SAN FRANCISCO — With the implementation of the Patient Protection and Affordable Care Act mired in controversy, two of the nation’s largest retailers are backing an innovative Employers Centers of Excellence Network that will offer no-cost knee and hip-replacement surgeries at four highly regarded hospitals.

Walmart and Lowe’s issued a joint statement that they and other large employers had joined the Pacific Business Group on Health Negotiating Alliance (PBGH-NA) to launch the national Employer’s Centers of Excellence Network.

“These companies are working to help make sure that their employees get higher quality care and incur lower costs,” said David Lansky, president and CEO of PBGH. “The Employers Centers of Excellence Network is designed to serve as a model for delivering high quality health care with transparent and predictable costs.”

PBGH and healthcare management company Health Design Plus will oversee the program, which includes treatment for knee and hip replacement surgeries for the more than 1.5 million employees and their dependents enrolled in the Walmart, Lowe’s and other employers’ medical plans. The only catch for employees is that they required to obtain care at 1-of-4 designated center of excellence healthcare organizations that include Johns Hopkins Bayview Medical Center in Baltimore, Md.; Kaiser Permanente Orange County Irvine Medical Center in Irvine, Calif.; Mercy Hospital in Springfield, Mo.; and Virginia Mason Medical Center in Seattle, Wash. 

Employees will receive consultations and care covered at 100% without deductible or coinsurance, plus travel, lodging and living expenses for the patient and a caregiver. Patients must be healthy enough to travel for the surgeries. The program is voluntary and employees or their covered dependents can still choose to receive care from local providers and incur routine costs, according to program rules.
 
“This national program is about providing our associates with exceptional care and reducing their medical costs so that they pay nothing out of pocket when they use one of the designated facilities,” said Sally Welborn, SVP global benefits at Walmart. ”Each of these providers has a proven record of practicing evidence-based medicine with above average positive patient outcomes in knee and hip replacement procedures.”
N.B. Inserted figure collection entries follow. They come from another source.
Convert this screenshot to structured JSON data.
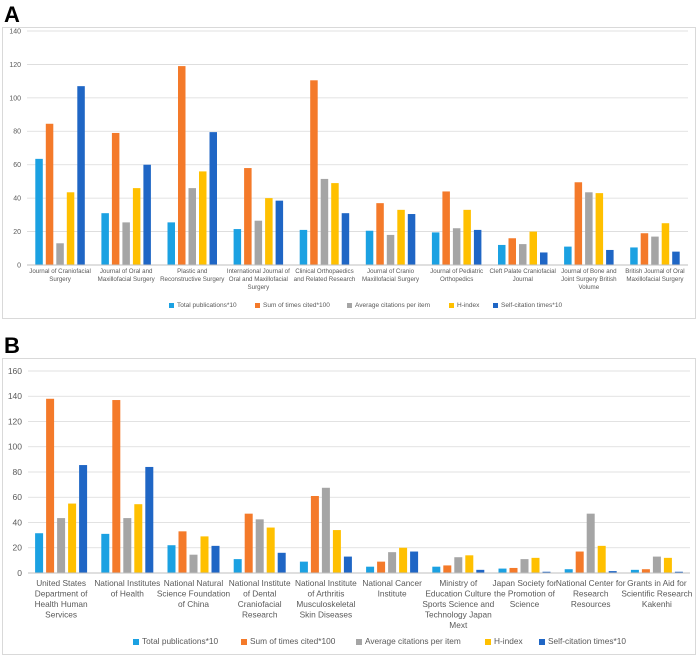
{
  "panels": {
    "a_label": "A",
    "b_label": "B"
  },
  "chart_data": [
    {
      "type": "bar",
      "title": "",
      "xlabel": "",
      "ylabel": "",
      "ylim": [
        0,
        140
      ],
      "yticks": [
        0,
        20,
        40,
        60,
        80,
        100,
        120,
        140
      ],
      "grid": true,
      "legend_position": "bottom",
      "categories": [
        [
          "Journal of Craniofacial",
          "Surgery"
        ],
        [
          "Journal of Oral and",
          "Maxillofacial Surgery"
        ],
        [
          "Plastic and",
          "Reconstructive Surgery"
        ],
        [
          "International Journal of",
          "Oral and Maxillofacial",
          "Surgery"
        ],
        [
          "Clinical Orthopaedics",
          "and Related Research"
        ],
        [
          "Journal of Cranio",
          "Maxillofacial Surgery"
        ],
        [
          "Journal of Pediatric",
          "Orthopedics"
        ],
        [
          "Cleft Palate Craniofacial",
          "Journal"
        ],
        [
          "Journal of Bone and",
          "Joint Surgery British",
          "Volume"
        ],
        [
          "British Journal of Oral",
          "Maxillofacial Surgery"
        ]
      ],
      "series": [
        {
          "name": "Total publications*10",
          "color": "#1BA1E2",
          "values": [
            63.5,
            31,
            25.5,
            21.5,
            21,
            20.5,
            19.5,
            12,
            11,
            10.5
          ]
        },
        {
          "name": "Sum of times cited*100",
          "color": "#F47A2A",
          "values": [
            84.5,
            79,
            119,
            58,
            110.5,
            37,
            44,
            16,
            49.5,
            19
          ]
        },
        {
          "name": "Average citations per item",
          "color": "#A5A5A5",
          "values": [
            13,
            25.5,
            46,
            26.5,
            51.5,
            18,
            22,
            12.5,
            43.5,
            17
          ]
        },
        {
          "name": "H-index",
          "color": "#FFC000",
          "values": [
            43.5,
            46,
            56,
            40,
            49,
            33,
            33,
            20,
            43,
            25
          ]
        },
        {
          "name": "Self-citation times*10",
          "color": "#1F66C5",
          "values": [
            107,
            60,
            79.5,
            38.5,
            31,
            30.5,
            21,
            7.5,
            9,
            8
          ]
        }
      ]
    },
    {
      "type": "bar",
      "title": "",
      "xlabel": "",
      "ylabel": "",
      "ylim": [
        0,
        160
      ],
      "yticks": [
        0,
        20,
        40,
        60,
        80,
        100,
        120,
        140,
        160
      ],
      "grid": true,
      "legend_position": "bottom",
      "categories": [
        [
          "United States",
          "Department of",
          "Health Human",
          "Services"
        ],
        [
          "National Institutes",
          "of Health"
        ],
        [
          "National Natural",
          "Science Foundation",
          "of China"
        ],
        [
          "National Institute",
          "of Dental",
          "Craniofacial",
          "Research"
        ],
        [
          "National Institute",
          "of Arthritis",
          "Musculoskeletal",
          "Skin Diseases"
        ],
        [
          "National Cancer",
          "Institute"
        ],
        [
          "Ministry of",
          "Education Culture",
          "Sports Science and",
          "Technology Japan",
          "Mext"
        ],
        [
          "Japan Society for",
          "the Promotion of",
          "Science"
        ],
        [
          "National Center for",
          "Research",
          "Resources"
        ],
        [
          "Grants in Aid for",
          "Scientific Research",
          "Kakenhi"
        ]
      ],
      "series": [
        {
          "name": "Total publications*10",
          "color": "#1BA1E2",
          "values": [
            31.5,
            31,
            22,
            11,
            9,
            5,
            5,
            3.5,
            3,
            2.5
          ]
        },
        {
          "name": "Sum of times cited*100",
          "color": "#F47A2A",
          "values": [
            138,
            137,
            33,
            47,
            61,
            9,
            6,
            4,
            17,
            3
          ]
        },
        {
          "name": "Average citations per item",
          "color": "#A5A5A5",
          "values": [
            43.5,
            43.5,
            14.5,
            42.5,
            67.5,
            16.5,
            12.5,
            11,
            47,
            13
          ]
        },
        {
          "name": "H-index",
          "color": "#FFC000",
          "values": [
            55,
            54.5,
            29,
            36,
            34,
            20,
            14,
            12,
            21.5,
            12
          ]
        },
        {
          "name": "Self-citation times*10",
          "color": "#1F66C5",
          "values": [
            85.5,
            84,
            21.5,
            16,
            13,
            17,
            2.5,
            1,
            1.5,
            1
          ]
        }
      ]
    }
  ]
}
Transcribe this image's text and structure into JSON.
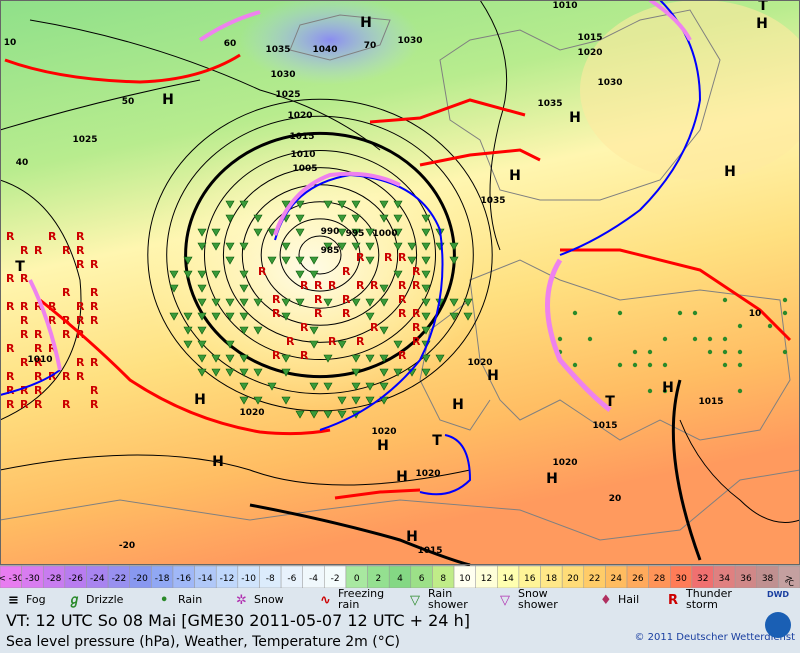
{
  "map": {
    "labels": [
      "1035",
      "1040",
      "1030",
      "1030",
      "1025",
      "1020",
      "1015",
      "1010",
      "1005",
      "990",
      "995",
      "1000",
      "985",
      "1025",
      "1010",
      "1020",
      "1020",
      "1020",
      "1020",
      "1020",
      "1015",
      "1015",
      "1015",
      "1030",
      "1020",
      "1015",
      "1010",
      "1035",
      "1035",
      "60",
      "50",
      "40",
      "70",
      "10",
      "20",
      "-20",
      "10"
    ],
    "pressure_centers": [
      "H",
      "H",
      "H",
      "H",
      "H",
      "H",
      "H",
      "H",
      "H",
      "H",
      "H",
      "H",
      "H",
      "H",
      "H",
      "T",
      "T",
      "T",
      "T"
    ]
  },
  "scale": {
    "labels": [
      "< -30",
      "-30",
      "-28",
      "-26",
      "-24",
      "-22",
      "-20",
      "-18",
      "-16",
      "-14",
      "-12",
      "-10",
      "-8",
      "-6",
      "-4",
      "-2",
      "0",
      "2",
      "4",
      "6",
      "8",
      "10",
      "12",
      "14",
      "16",
      "18",
      "20",
      "22",
      "24",
      "26",
      "28",
      "30",
      "32",
      "34",
      "36",
      "38",
      ">"
    ],
    "colors": [
      "#e87cf0",
      "#d87cf0",
      "#c87cf0",
      "#b87cf0",
      "#a884f0",
      "#9890f0",
      "#8898f0",
      "#90a8f4",
      "#a0b8f8",
      "#b0c8f8",
      "#c0d8fc",
      "#d0e4fc",
      "#dcecfc",
      "#e8f2fc",
      "#f0f8fc",
      "#f4fcfc",
      "#a8e8a0",
      "#94e090",
      "#84d884",
      "#9ce088",
      "#c0ec88",
      "#fffff0",
      "#ffffd8",
      "#ffffb0",
      "#fff498",
      "#ffe888",
      "#ffdc78",
      "#ffcc68",
      "#ffbc60",
      "#ffaa5c",
      "#ff9458",
      "#ff7c58",
      "#f07070",
      "#e08080",
      "#d08888",
      "#c09090",
      "#c4a0a0"
    ],
    "unit": "°C"
  },
  "legend": [
    "Fog",
    "Drizzle",
    "Rain",
    "Snow",
    "Freezing\nrain",
    "Rain\nshower",
    "Snow\nshower",
    "Hail",
    "Thunder\nstorm"
  ],
  "footer": {
    "valid_time": "VT: 12 UTC So  08 Mai [GME30 2011-05-07  12 UTC + 24 h]",
    "description": "Sea level pressure (hPa), Weather, Temperature 2m (°C)",
    "copyright": "© 2011 Deutscher Wetterdienst",
    "logo": "DWD"
  }
}
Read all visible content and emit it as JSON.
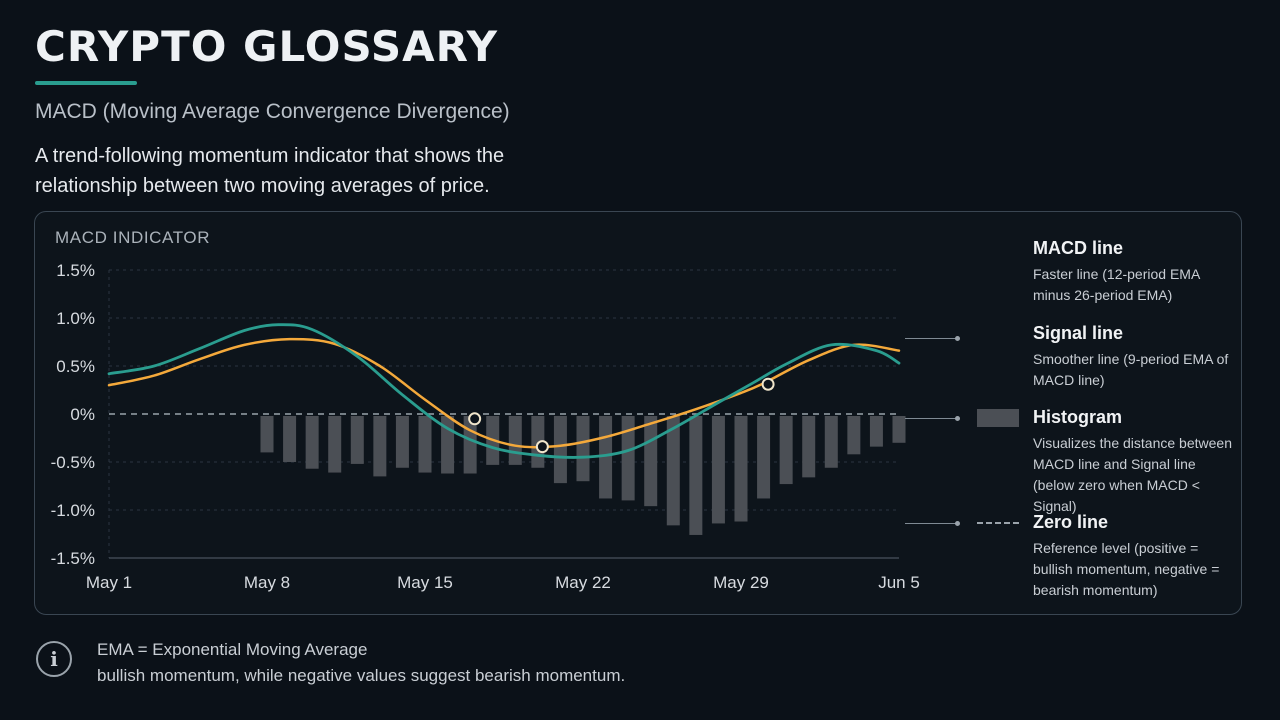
{
  "page": {
    "title": "CRYPTO GLOSSARY",
    "subtitle": "MACD (Moving Average Convergence Divergence)",
    "description": "A trend-following momentum indicator that shows the relationship between two moving averages of price."
  },
  "panel": {
    "label": "MACD INDICATOR"
  },
  "legend": [
    {
      "name": "MACD line",
      "desc": "Faster line (12-period EMA minus 26-period EMA)",
      "symbol": "line",
      "color": "#2a9d8f"
    },
    {
      "name": "Signal line",
      "desc": "Smoother line (9-period EMA of MACD line)",
      "symbol": "line",
      "color": "#f4a93b"
    },
    {
      "name": "Histogram",
      "desc": "Visualizes the distance between MACD line and Signal line (below zero when MACD < Signal)",
      "symbol": "box",
      "color": "#4b4f55"
    },
    {
      "name": "Zero line",
      "desc": "Reference level (positive = bullish momentum, negative = bearish momentum)",
      "symbol": "dashed-line",
      "color": "#9aa3ab"
    }
  ],
  "footnote": {
    "icon": "info-icon",
    "line1": "EMA = Exponential Moving Average",
    "line2": "bullish momentum, while negative values suggest bearish momentum."
  },
  "chart_data": {
    "type": "line",
    "x_tick_labels": [
      "May 1",
      "May 8",
      "May 15",
      "May 22",
      "May 29",
      "Jun 5"
    ],
    "x_tick_days": [
      0,
      7,
      14,
      21,
      28,
      35
    ],
    "y_tick_labels": [
      "1.5%",
      "1.0%",
      "0.5%",
      "0%",
      "-0.5%",
      "-1.0%",
      "-1.5%"
    ],
    "y_tick_values": [
      1.5,
      1.0,
      0.5,
      0,
      -0.5,
      -1.0,
      -1.5
    ],
    "xlim": [
      0,
      35
    ],
    "ylim": [
      -1.5,
      1.5
    ],
    "grid": true,
    "series": [
      {
        "name": "MACD line",
        "color": "#2a9d8f",
        "x": [
          0,
          2,
          4,
          6,
          7.5,
          9,
          11,
          13,
          15,
          17,
          19,
          21,
          23,
          25,
          27,
          28.5,
          30,
          32,
          34,
          35
        ],
        "values": [
          0.42,
          0.5,
          0.68,
          0.87,
          0.93,
          0.88,
          0.6,
          0.2,
          -0.15,
          -0.35,
          -0.43,
          -0.45,
          -0.38,
          -0.15,
          0.12,
          0.32,
          0.52,
          0.72,
          0.66,
          0.53
        ]
      },
      {
        "name": "Signal line",
        "color": "#f4a93b",
        "x": [
          0,
          2,
          4,
          6,
          8,
          10,
          12,
          14,
          16,
          18,
          20,
          22,
          24,
          26,
          28,
          29,
          31,
          33,
          35
        ],
        "values": [
          0.3,
          0.4,
          0.57,
          0.72,
          0.78,
          0.73,
          0.5,
          0.15,
          -0.17,
          -0.33,
          -0.33,
          -0.24,
          -0.1,
          0.05,
          0.22,
          0.32,
          0.56,
          0.72,
          0.66
        ]
      },
      {
        "name": "Histogram",
        "color": "#4b4f55",
        "x": [
          7,
          8,
          9,
          10,
          11,
          12,
          13,
          14,
          15,
          16,
          17,
          18,
          19,
          20,
          21,
          22,
          23,
          24,
          25,
          26,
          27,
          28,
          29,
          30,
          31,
          32,
          33,
          34,
          35
        ],
        "values": [
          -0.4,
          -0.5,
          -0.57,
          -0.61,
          -0.52,
          -0.65,
          -0.56,
          -0.61,
          -0.62,
          -0.62,
          -0.53,
          -0.53,
          -0.56,
          -0.72,
          -0.7,
          -0.88,
          -0.9,
          -0.96,
          -1.16,
          -1.26,
          -1.14,
          -1.12,
          -0.88,
          -0.73,
          -0.66,
          -0.56,
          -0.42,
          -0.34,
          -0.3
        ]
      }
    ],
    "crossovers": [
      {
        "x": 16.2,
        "y": -0.05
      },
      {
        "x": 19.2,
        "y": -0.34
      },
      {
        "x": 29.2,
        "y": 0.31
      }
    ]
  }
}
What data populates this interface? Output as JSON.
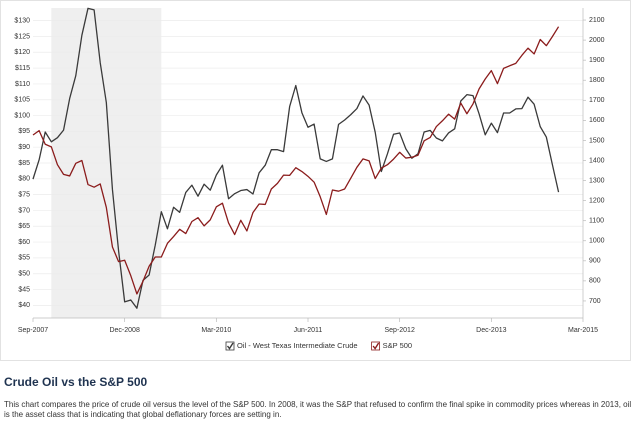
{
  "chart_data": {
    "type": "line",
    "x": [
      "2007-09",
      "2007-10",
      "2007-11",
      "2007-12",
      "2008-01",
      "2008-02",
      "2008-03",
      "2008-04",
      "2008-05",
      "2008-06",
      "2008-07",
      "2008-08",
      "2008-09",
      "2008-10",
      "2008-11",
      "2008-12",
      "2009-01",
      "2009-02",
      "2009-03",
      "2009-04",
      "2009-05",
      "2009-06",
      "2009-07",
      "2009-08",
      "2009-09",
      "2009-10",
      "2009-11",
      "2009-12",
      "2010-01",
      "2010-02",
      "2010-03",
      "2010-04",
      "2010-05",
      "2010-06",
      "2010-07",
      "2010-08",
      "2010-09",
      "2010-10",
      "2010-11",
      "2010-12",
      "2011-01",
      "2011-02",
      "2011-03",
      "2011-04",
      "2011-05",
      "2011-06",
      "2011-07",
      "2011-08",
      "2011-09",
      "2011-10",
      "2011-11",
      "2011-12",
      "2012-01",
      "2012-02",
      "2012-03",
      "2012-04",
      "2012-05",
      "2012-06",
      "2012-07",
      "2012-08",
      "2012-09",
      "2012-10",
      "2012-11",
      "2012-12",
      "2013-01",
      "2013-02",
      "2013-03",
      "2013-04",
      "2013-05",
      "2013-06",
      "2013-07",
      "2013-08",
      "2013-09",
      "2013-10",
      "2013-11",
      "2013-12",
      "2014-01",
      "2014-02",
      "2014-03",
      "2014-04",
      "2014-05",
      "2014-06",
      "2014-07",
      "2014-08",
      "2014-09",
      "2014-10",
      "2014-11"
    ],
    "series": [
      {
        "name": "Oil - West Texas Intermediate Crude",
        "color": "#3a3a3a",
        "axis": "y",
        "values": [
          79.9,
          86,
          94.8,
          91.7,
          93,
          95.4,
          105.4,
          112.6,
          125.4,
          133.9,
          133.4,
          116.7,
          104.1,
          76.6,
          57.3,
          41.1,
          41.7,
          39.1,
          47.9,
          49.6,
          59,
          69.6,
          64.2,
          71,
          69.4,
          75.7,
          78,
          74.5,
          78.3,
          76.4,
          81.2,
          84.3,
          73.7,
          75.3,
          76.3,
          76.6,
          75.2,
          81.9,
          84.3,
          89.2,
          89.2,
          88.6,
          102.9,
          109.5,
          100.9,
          96.3,
          97.3,
          86.3,
          85.5,
          86.3,
          97.2,
          98.6,
          100.3,
          102.2,
          106.2,
          103.3,
          94.7,
          82.3,
          87.9,
          94.1,
          94.5,
          89.5,
          86.5,
          87.9,
          94.8,
          95.3,
          92.9,
          92,
          94.5,
          95.8,
          104.6,
          106.6,
          106.3,
          100.5,
          93.9,
          97.6,
          94.6,
          100.8,
          100.8,
          102.1,
          102.2,
          105.8,
          103.6,
          96.5,
          93.2,
          84.4,
          75.8
        ]
      },
      {
        "name": "S&P 500",
        "color": "#8b1c1c",
        "axis": "y2",
        "values": [
          1527,
          1549,
          1481,
          1468,
          1379,
          1331,
          1323,
          1386,
          1400,
          1280,
          1267,
          1283,
          1166,
          969,
          896,
          903,
          826,
          735,
          798,
          873,
          919,
          919,
          987,
          1021,
          1057,
          1036,
          1096,
          1115,
          1074,
          1104,
          1169,
          1187,
          1089,
          1031,
          1102,
          1049,
          1141,
          1183,
          1181,
          1258,
          1286,
          1327,
          1326,
          1364,
          1345,
          1321,
          1292,
          1219,
          1131,
          1253,
          1247,
          1258,
          1312,
          1366,
          1408,
          1398,
          1310,
          1362,
          1379,
          1407,
          1441,
          1412,
          1416,
          1426,
          1498,
          1515,
          1569,
          1598,
          1631,
          1606,
          1686,
          1633,
          1682,
          1757,
          1806,
          1848,
          1783,
          1859,
          1872,
          1884,
          1924,
          1960,
          1931,
          2003,
          1972,
          2018,
          2067
        ]
      }
    ],
    "shaded_range": [
      "2007-12",
      "2009-06"
    ],
    "xlim": [
      "2007-09",
      "2015-03"
    ],
    "xticks": [
      {
        "value": "2007-09",
        "label": "Sep-2007"
      },
      {
        "value": "2008-12",
        "label": "Dec-2008"
      },
      {
        "value": "2010-03",
        "label": "Mar-2010"
      },
      {
        "value": "2011-06",
        "label": "Jun-2011"
      },
      {
        "value": "2012-09",
        "label": "Sep-2012"
      },
      {
        "value": "2013-12",
        "label": "Dec-2013"
      },
      {
        "value": "2015-03",
        "label": "Mar-2015"
      }
    ],
    "ylim": [
      36,
      134
    ],
    "yticks": [
      {
        "value": 40,
        "label": "$40"
      },
      {
        "value": 45,
        "label": "$45"
      },
      {
        "value": 50,
        "label": "$50"
      },
      {
        "value": 55,
        "label": "$55"
      },
      {
        "value": 60,
        "label": "$60"
      },
      {
        "value": 65,
        "label": "$65"
      },
      {
        "value": 70,
        "label": "$70"
      },
      {
        "value": 75,
        "label": "$75"
      },
      {
        "value": 80,
        "label": "$80"
      },
      {
        "value": 85,
        "label": "$85"
      },
      {
        "value": 90,
        "label": "$90"
      },
      {
        "value": 95,
        "label": "$95"
      },
      {
        "value": 100,
        "label": "$100"
      },
      {
        "value": 105,
        "label": "$105"
      },
      {
        "value": 110,
        "label": "$110"
      },
      {
        "value": 115,
        "label": "$115"
      },
      {
        "value": 120,
        "label": "$120"
      },
      {
        "value": 125,
        "label": "$125"
      },
      {
        "value": 130,
        "label": "$130"
      }
    ],
    "y2lim": [
      615,
      2160
    ],
    "y2ticks": [
      700,
      800,
      900,
      1000,
      1100,
      1200,
      1300,
      1400,
      1500,
      1600,
      1700,
      1800,
      1900,
      2000,
      2100
    ],
    "grid": true,
    "legend": "bottom"
  },
  "caption": {
    "title": "Crude Oil vs the S&P 500",
    "text": "This chart compares the price of crude oil versus the level of the S&P 500. In 2008, it was the S&P that refused to confirm the final spike in commodity prices whereas in 2013, oil is the asset class that is indicating that global deflationary forces are setting in."
  }
}
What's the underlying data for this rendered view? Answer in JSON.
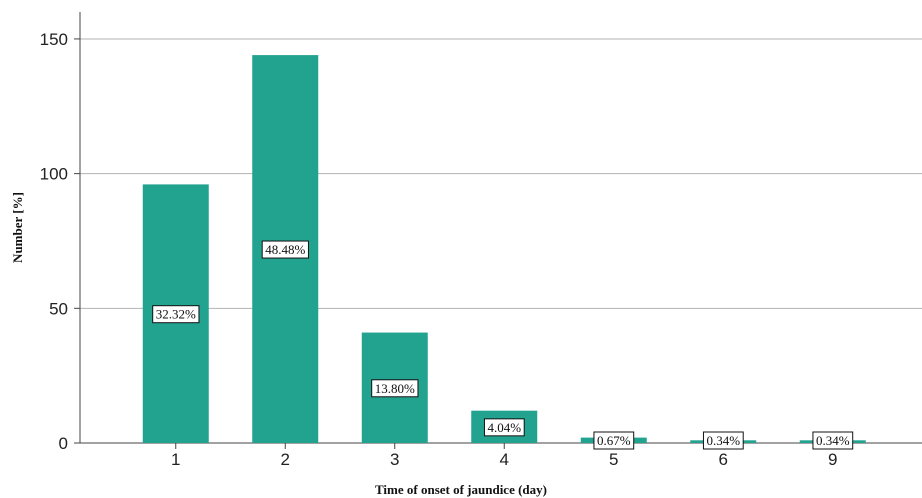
{
  "chart_data": {
    "type": "bar",
    "categories": [
      "1",
      "2",
      "3",
      "4",
      "5",
      "6",
      "9"
    ],
    "values": [
      96,
      144,
      41,
      12,
      2,
      1,
      1
    ],
    "data_labels": [
      "32.32%",
      "48.48%",
      "13.80%",
      "4.04%",
      "0.67%",
      "0.34%",
      "0.34%"
    ],
    "title": "",
    "xlabel": "Time of onset of jaundice (day)",
    "ylabel": "Number [%]",
    "ylim": [
      0,
      160
    ],
    "yticks": [
      "0",
      "50",
      "100",
      "150"
    ],
    "ytick_values": [
      0,
      50,
      100,
      150
    ],
    "grid": "horizontal",
    "legend": "none",
    "bar_color": "#21a38f",
    "grid_color": "#b3b3b3"
  }
}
According to Lowe’s VP international human resources Randy Moon, “Under this program, employees and their dependents covered under Lowe’s medical plan have access to medical care at renowned medical facilities at no cost. This is especially important for our employees who live in areas underserved by high quality health care providers. The four healthcare centers are located throughout the United States, making it easier for employees who wish to use this benefit to travel.”
 
The national Employers Centers of Excellence Network complements Centers of Excellence programs that Walmart and Lowe’s have and will continue to offer separately from the alliance with PBGH-NA.  
 
In 2013, Walmart expanded its long-standing program covering transplants at the Mayo Clinic to also include treatment for certain heart and spine surgeries at five leading hospital and health systems in the United States, including ECEN providers Virginia Mason and Mercy Springfield, for associates and their covered dependents enrolled in medical plans.
 
In 2010, Lowe’s began an alliance with Cleveland Clinic in Cleveland, Ohio, to provide its full-time employees and their covered dependents enrolled in the company’s self-funded medical plans enhanced benefits coverage for qualifying heart surgery procedures.